Referring to the latest survey's finding that employment is rising again in the Scottish manufacturing sector, he added: "That is another area which underlines the other figures in the survey (showing) that there is capacity-building under way here and not just gains in efficiency. If it was efficiency gains that were being highlighted here, we would tend to see a reduction in employment rather than an increase."

This rise in the Scottish manufacturing workforce was in stark contrast to a sharp slide in employment in the sector UK-wide in the last three months indicated by the wider CBI survey.

Referring to the Scottish picture, McMillan said: "The employment figures seem to chime quite well with the capacity-building numbers."

As well as showing a stronger-than-expected rise in employment in the Scottish manufacturing sector in the last three months, yesterday's survey signalled expectations of further albeit-slower growth in headcount in the period to July.

Commenting on the overall survey results north of the border, McMillan said: "They are actually a good bit stronger than they have been for several months, which is pleasing.

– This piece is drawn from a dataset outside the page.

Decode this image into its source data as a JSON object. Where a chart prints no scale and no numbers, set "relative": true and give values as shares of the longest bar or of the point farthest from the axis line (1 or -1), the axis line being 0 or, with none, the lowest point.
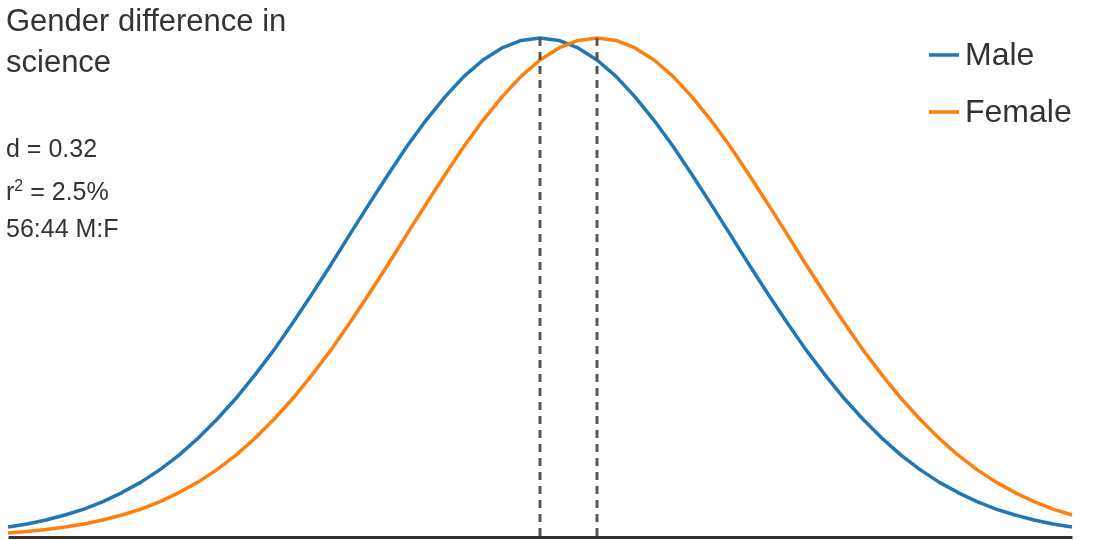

"The figures would have been better if the domestic figures (orders from within the UK) had been better. The fact that manufacturing industry in Scotland has had a good export performance - that is very heartening indeed. These are the kind of figures that I think, in Scotland, we have been looking for for a long time."

On the downside, Scottish manufacturers reported a drop in output for the second consecutive quarterly survey, and this was one of the few areas where they trailed the UK as a whole. However, Scottish manufacturers predict a rebound in output in the coming three months.

l A strong employment picture was also painted yesterday by HBOS subsidiary Bank of Scotland's latest labour market report.

This showed an acceleration in both permanent and temporary employment growth in March.

Further increases in pay were recorded, with Bank of Scotland citing strong demand for staff and skill shortages.